MA International Development - module descriptions

Autumn semester

Ideas and Practice in International Development (15 credits)

This module provides students with a robust understanding of the continuing evolution of theories of international development and their translation into development policy and practice. Through a comprehensive review of changing development theories and agendas since 1945, this module critically explores how current development paradigms and aid modalities inform the everyday realities of development policies and interventions.

Research Design and Methods for Development (15 credits)

This module provides students with a detailed understanding of the complexities of completing robust and reliable research for development. Starting from a critical grounding in methodological approaches and theories, the module develops insights and understandings of the particularities and practicalities of ‘doing’ development research, including strategies for working across cultural, language and other differences.

Spring semester

International Development Fieldclass (15 credits)

The fieldclass module provides all students with practical experience of development research during a 10-day fieldclass. Destinations for this module vary but have included Kenya, Tanzania, the Galapagos Islands, India and Nepal. Building on the research skills developed during the Research Design and Methods module, the fieldclass allows students to design and conduct a small-scale research project with support and mentoring from experienced field-researchers. The cost of the fieldclass is included in the course fee.

 Academic year

Professional Skills for Development (15 credits)

This module is co-delivered with external development practitioners and other partners to provide students with a core set of skills for employment within the development sector. This innovative module supports students in identifying areas of professional skills development – from technical to language to experiential – and provides a tailored programme of activities to support this.


Dissertation with Placement (60 credits)

All students undertake a placement-based dissertation. Working with a host organisation and academic supervisor, you design and conduct a significant research project during a 6-8 week placement with the organisation. This module provides both in-depth, hands-on research experience as well as practical experience of working within the development sector.

 Autumn semester

Data, Visualisation and GIS (15 credits)

This module shows students how to deal with spatial data which they will need to use in order to visualise, identify, and understand patterns of social and spatial inequalities. The module covers the major sources of data used to study inequalities and the variety of ways in which they can be displayed to aid understanding and analysis.

Theory and Debates in Food Security and Food Justice (15 credits)

Food Security and Food Justice are areas of increasing importance at local, national, transnational and global scales.

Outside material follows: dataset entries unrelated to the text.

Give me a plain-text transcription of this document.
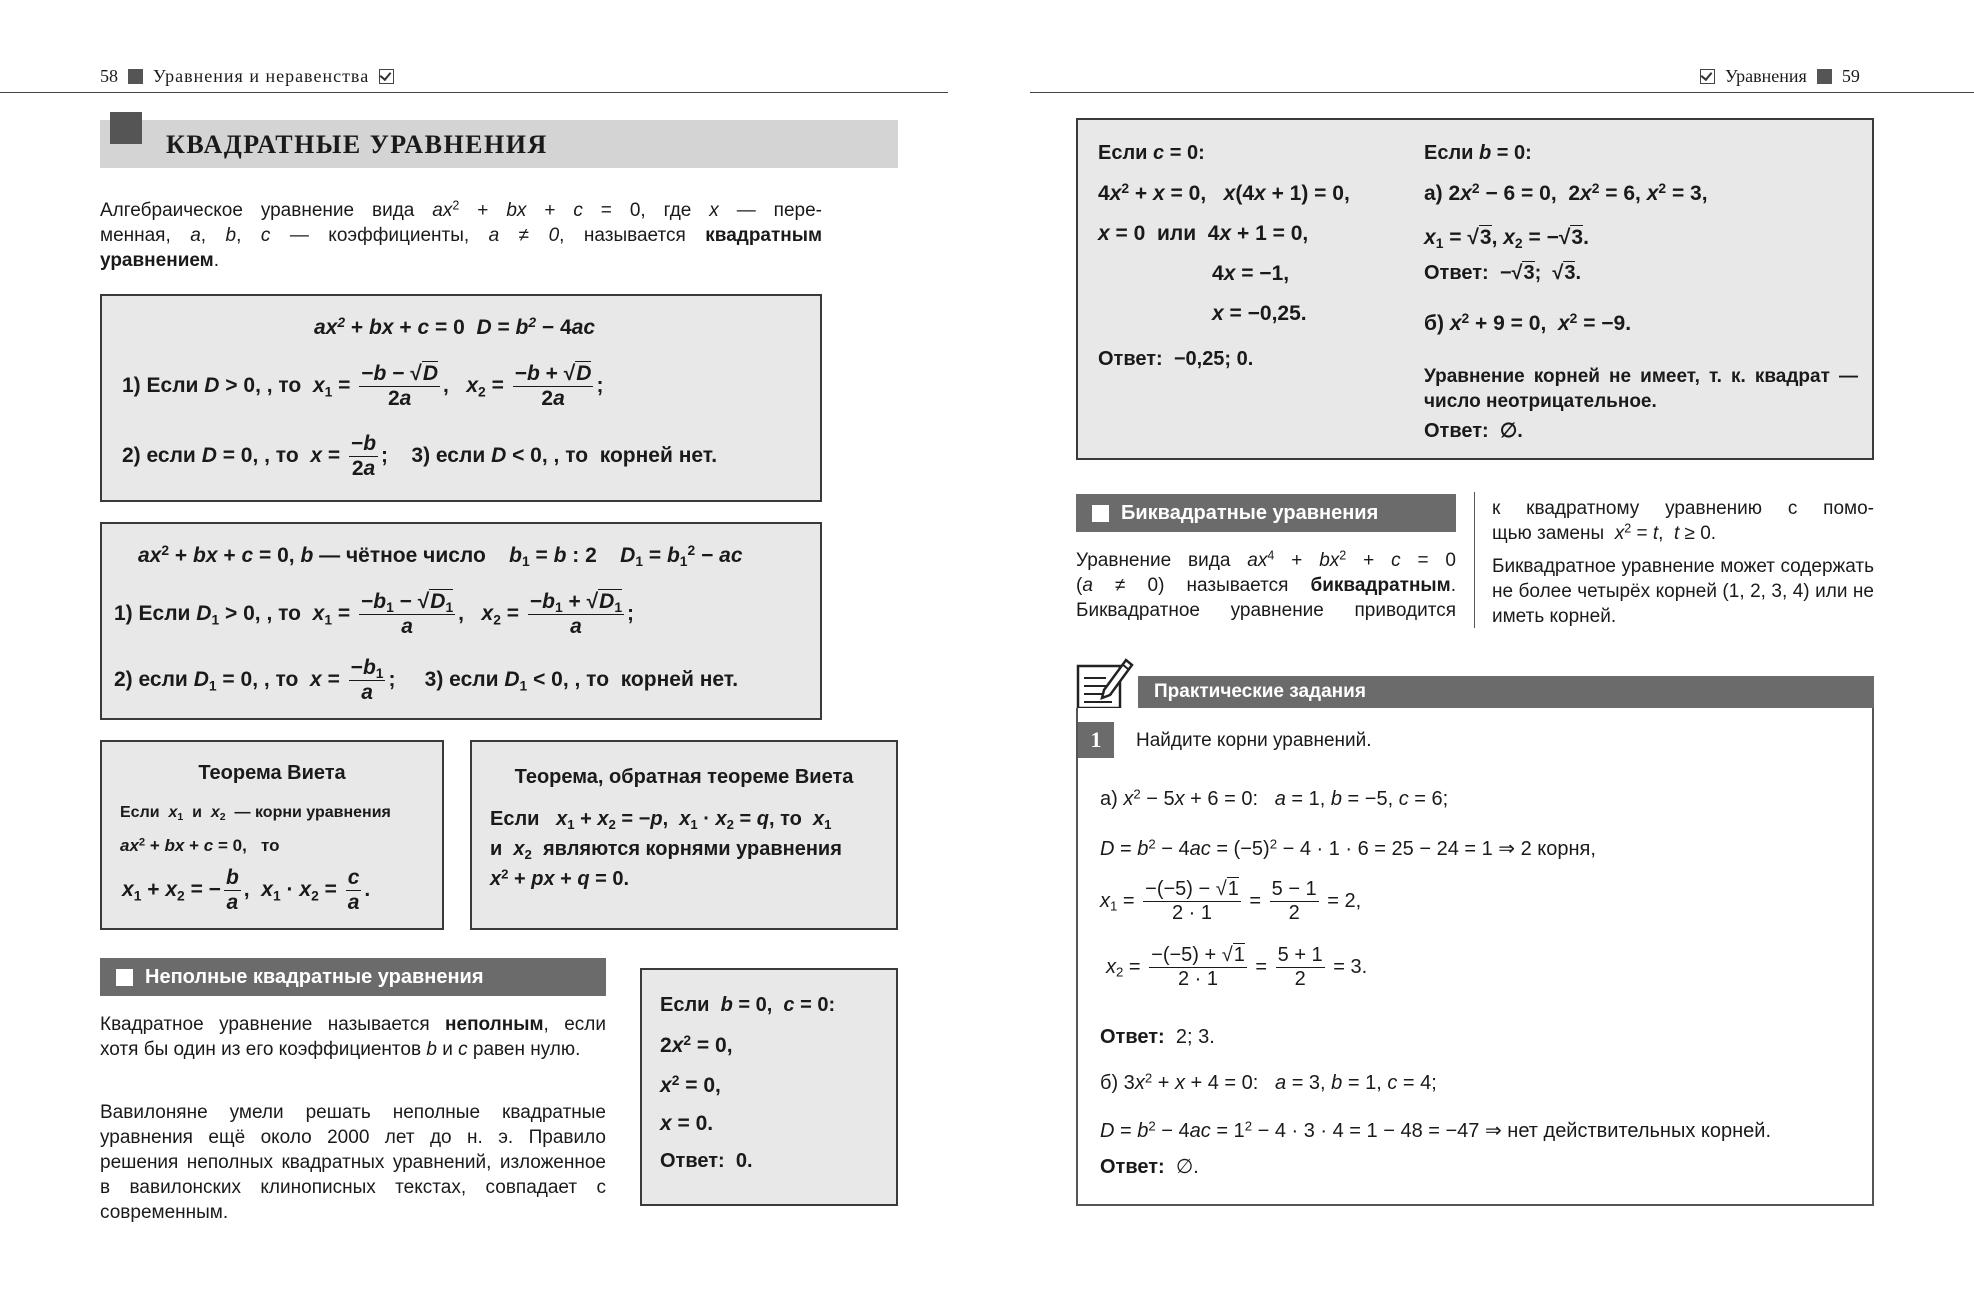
58 Уравнения и неравенства	Уравнения 59
КВАДРАТНЫЕ УРАВНЕНИЯ
Алгебраическое уравнение вида $ax^2$ + bx + c = 0, где x — пере-
менная, a, b, c — коэффициенты, a ≠ 0, называется квадратным
уравнением.
$ax^2$ + bx + c = 0  $D = b^2 - 4ac$
1) Если D > 0, , то $x_1 = \frac{-b - √D}{2a}$ ,   $x_2 = \frac{-b + √D}{2a}$ ;
2) если D = 0, , то $x = \frac{-b}{2a}$ ;    3) если D < 0, , то корней нет.
$ax^2$ + bx + c = 0, b — чётное число $b_1 = b$ : 2    $D_1 = b_1^2$ − ac
1) Если $D_1 > 0$, , то $x_1 = \frac{-b_1 - √D_1}{a}$ ,   $x_2 = \frac{-b_1 + √D_1}{a}$ ;
2) если $D_1 = 0$, , то $x = \frac{-b_1}{a}$ ;     3) если $D_1 < 0$, , то корней нет.
Теорема Виета
Если $x_1$ и $x_2$ — корни уравнения
$ax^2$ + bx + c = 0,   то
$x_1 + x_2$ = − $\frac{b}{a}$ ,  $x_1 \cdot x_2 = \frac{c}{a}$ .
Теорема, обратная теореме Виета
Если $x_1 + x_2 = -p$,  $x_1 \cdot x_2 = q$, то $x_1$
и $x_2$ являются корнями уравнения
$x^2$ + px + q = 0.
Неполные квадратные уравнения
Квадратное уравнение называется неполным, если хотя бы один из его коэффициентов b и c равен нулю.
Вавилоняне умели решать неполные квадратные уравнения ещё около 2000 лет до н. э. Правило решения неполных квадратных уравнений, изложенное в вавилонских клинописных текстах, совпадает с современным.
Если b = 0,  c = 0:
$2x^2 = 0$,
$x^2 = 0$,
x = 0.
Ответ:  0.
Если c = 0:
$4x^2 + x = 0$,   x(4x + 1) = 0,
x = 0  или  4x + 1 = 0,
4x = −1,
x = −0,25.
Ответ: −0,25; 0.
Если b = 0:
а) $2x^2 - 6 = 0$,  $2x^2 = 6$, $x^2 = 3$,
$x_1 = √3$, $x_2 = -√3$.
Ответ:  −√3;  √3.
б) $x^2 + 9 = 0$,  $x^2 = -9$.
Уравнение корней не имеет, т. к. квадрат — число неотрицательное.
Ответ:  ∅.
Биквадратные уравнения
Уравнение вида $ax^4 + bx^2 + c = 0$
(a ≠ 0) называется биквадратным.
Биквадратное уравнение приводится
к квадратному уравнению с помо-
щью замены $x^2 = t$,  t ≥ 0.
Биквадратное уравнение может содержать не более четырёх корней (1, 2, 3, 4) или не иметь корней.
Практические задания
1	Найдите корни уравнений.
а) $x^2 - 5x + 6 = 0$:   a = 1, b = −5, c = 6;
$D = b^2 - 4ac = (-5)^2 - 4 \cdot 1 \cdot 6 = 25 - 24 = 1$ ⇒ 2 корня,
$x_1 = \frac{-(-5) - √1}{2 \cdot 1} = \frac{5 - 1}{2} = 2$,
$x_2 = \frac{-(-5) + √1}{2 \cdot 1} = \frac{5 + 1}{2} = 3$.
Ответ: 2; 3.
б) $3x^2 + x + 4 = 0$:   a = 3, b = 1, c = 4;
$D = b^2 - 4ac = 1^2 - 4 \cdot 3 \cdot 4 = 1 - 48 = -47$ ⇒ нет действительных корней.
Ответ:  ∅.
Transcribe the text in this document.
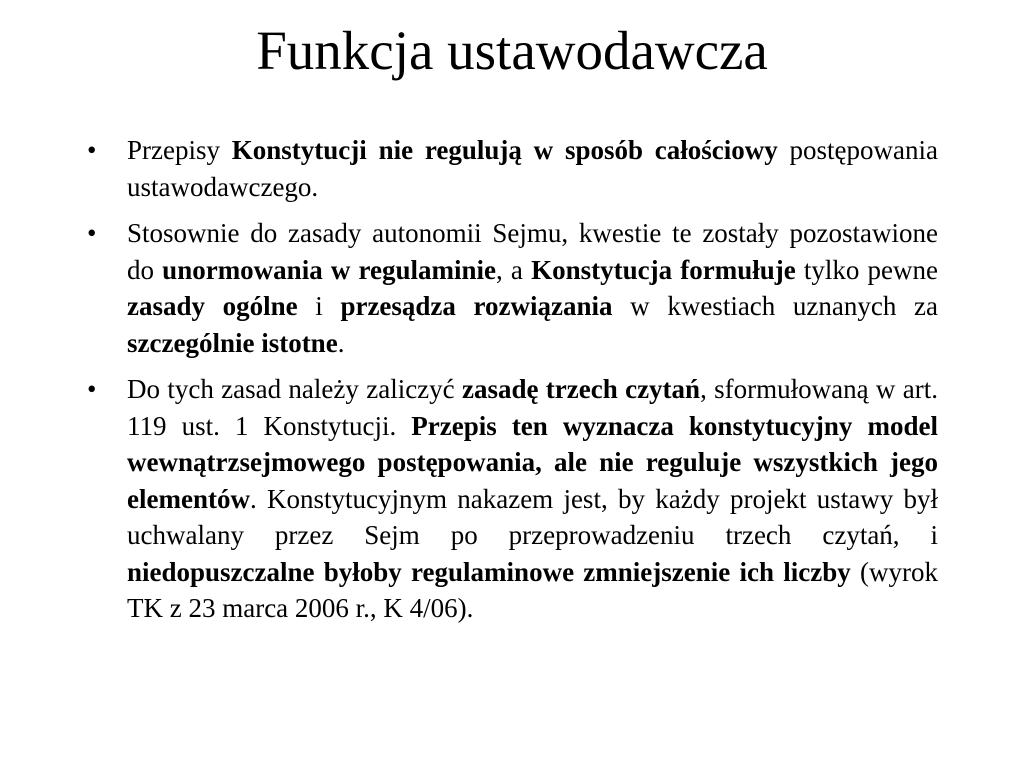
Funkcja ustawodawcza
•	Przepisy Konstytucji nie regulują w sposób całościowy postępowania ustawodawczego.
•	Stosownie do zasady autonomii Sejmu, kwestie te zostały pozostawione do unormowania w regulaminie, a Konstytucja formułuje tylko pewne zasady ogólne i przesądza rozwiązania w kwestiach uznanych za szczególnie istotne.
•	Do tych zasad należy zaliczyć zasadę trzech czytań, sformułowaną w art. 119 ust. 1 Konstytucji. Przepis ten wyznacza konstytucyjny model wewnątrzsejmowego postępowania, ale nie reguluje wszystkich jego elementów. Konstytucyjnym nakazem jest, by każdy projekt ustawy był uchwalany przez Sejm po przeprowadzeniu trzech czytań, i niedopuszczalne byłoby regulaminowe zmniejszenie ich liczby (wyrok TK z 23 marca 2006 r., K 4/06).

While various political and non-political agents at various scales have recognised that Global Hunger and Food Security (of which Food Justice is a primary component) is a key challenge requiring urgent interdisciplinary investigation and problem solving, there remains limited agreement as to how best to approach these issues and at what scale.

The Science of Environmental Change Key (15 credits)

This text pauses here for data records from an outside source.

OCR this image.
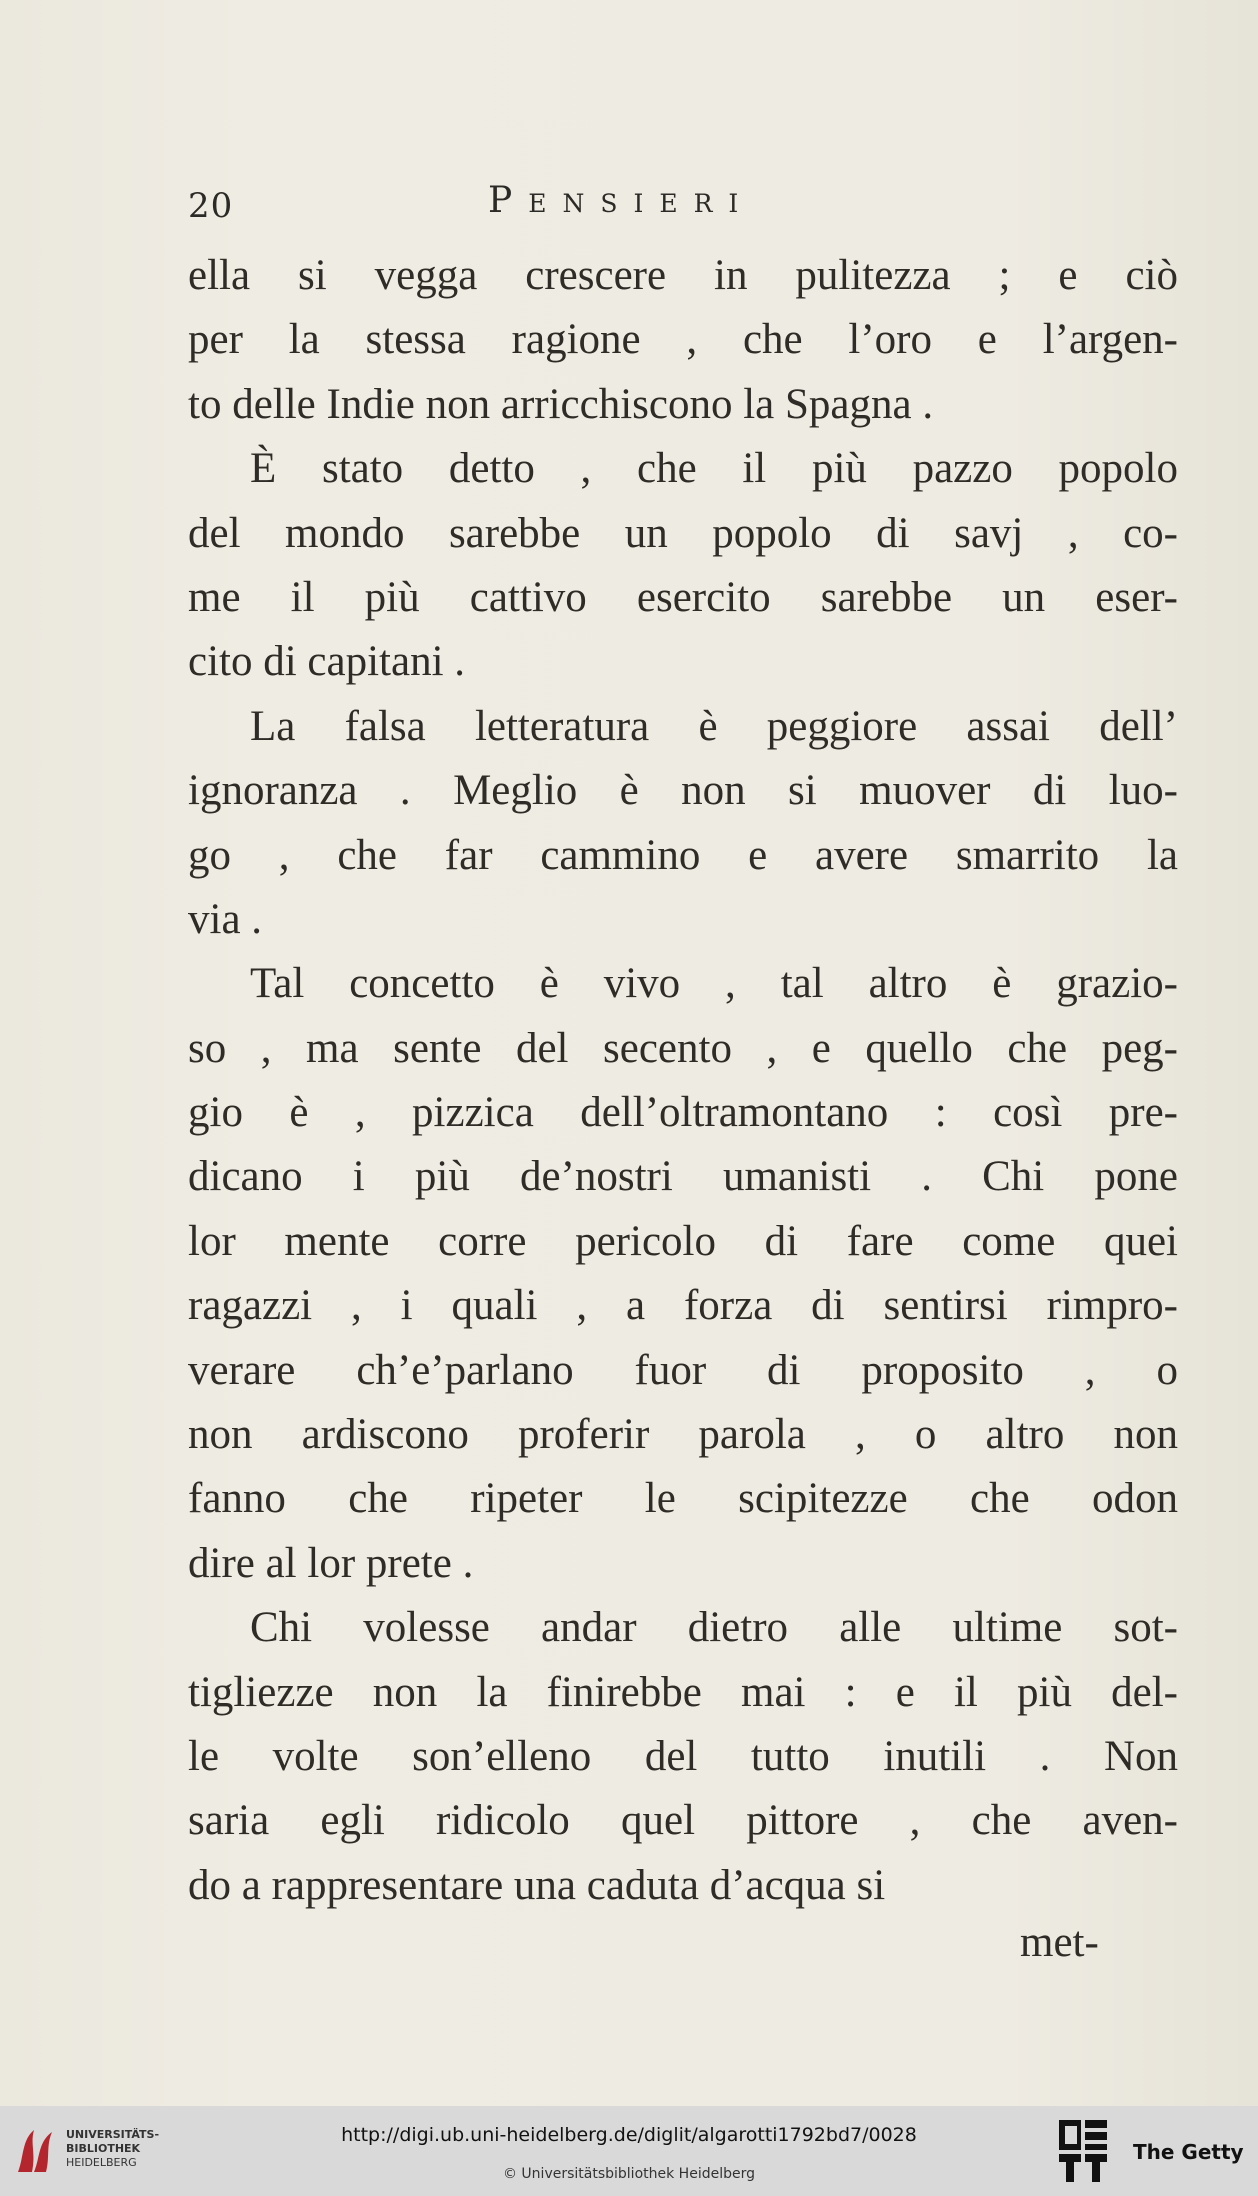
20	Pensieri
ella si vegga crescere in pulitezza ; e ciò
per la stessa ragione , che l’oro e l’argen-
to delle Indie non arricchiscono la Spagna .
È stato detto , che il più pazzo popolo
del mondo sarebbe un popolo di savj , co-
me il più cattivo esercito sarebbe un eser-
cito di capitani .
La falsa letteratura è peggiore assai dell’
ignoranza . Meglio è non si muover di luo-
go , che far cammino e avere smarrito la
via .
Tal concetto è vivo , tal altro è grazio-
so , ma sente del secento , e quello che peg-
gio è , pizzica dell’oltramontano : così pre-
dicano i più de’nostri umanisti . Chi pone
lor mente corre pericolo di fare come quei
ragazzi , i quali , a forza di sentirsi rimpro-
verare ch’e’parlano fuor di proposito , o
non ardiscono proferir parola , o altro non
fanno che ripeter le scipitezze che odon
dire al lor prete .
Chi volesse andar dietro alle ultime sot-
tigliezze non la finirebbe mai : e il più del-
le volte son’elleno del tutto inutili . Non
saria egli ridicolo quel pittore , che aven-
do a rappresentare una caduta d’acqua si
met-
UNIVERSITÄTS-
BIBLIOTHEK
HEIDELBERG
http://digi.ub.uni-heidelberg.de/diglit/algarotti1792bd7/0028
© Universitätsbibliothek Heidelberg
The Getty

This module gives students a critical understanding of the science behind historical and recent environmental change in the Global South. The course covers the core debates in environmental change, the science behind these changes, methods for detecting environmental change, and the impacts of these changes.

Issues in Global Public Health (15 credits)

This module introduces contemporary and historical public health discourses, policies and practices. The module also explores the role and actions of key global health players and discusses the social determinants of health, as well as introducing major public health challenges in the contemporary world.

Urban Development in the Global South (15 credits)

In this module students will explore in detail particular challenges to urban planning and development in the global South: how are conflicting imperatives of ecological sustainability, social inclusion and economic competitiveness being balanced by practitioners, and what implications does this have for those living there?

 Spring semester

Key Issues in Environment and Development (15 credits)

This module engages critically with the key theoretical debates that shape the environment, society and international development. By looking at current questions in development theory and their relationship to development practice in the context of environmental change, it encourages students to think critically about the ways in which interdisciplinary approaches define issues and problems, and the theoretical viewpoints that inform their actions.

Managing Climate Change (15 credits)

This module aims to engender a detailed understanding of the development of ideas and theories of climate change, integrating the core science behind our understandings of climate change with a critical analysis of how this is interpreted and communicated. This understanding is then applied to consider the challenge of living with climate change in the Global South.

Using Policy to Strengthen Health Systems (15 credits)

This module develops critical understandings of health policy and particular health systems, and to develop ideas and proposals about how these health systems can be strengthened - and who might or might not benefit.

Cities of Diversity (15 credits)

This module focuses on diversity in the form of differing social identities (such as race and gender) but also diversity in terms of interpretations of planning and city building, some of which may appear irrational to mainstream planning frameworks. The module will focus on cities in both the developing and developed world.

Planning for Informality (15 credits)

The module aims to develop a critical understanding of informality in the cities of the Global South. Through a mixture of seminars and group work it explores the patterns and causes of informal settlement and working practices, introducing and critiquing a range of theoretical approaches, and examines the responses of planners to informality.

The content of our courses is reviewed annually to make sure it is up-to-date and relevant. Individual modules are occasionally updated or withdrawn. This is in response to discoveries through our world-leading research, funding changes, professional accreditation requirements, student or employer feedback, outcomes of reviews, and variations in staff or student numbers. In the event of any change we'll consult and inform students in good time and take reasonable steps to minimise disruption.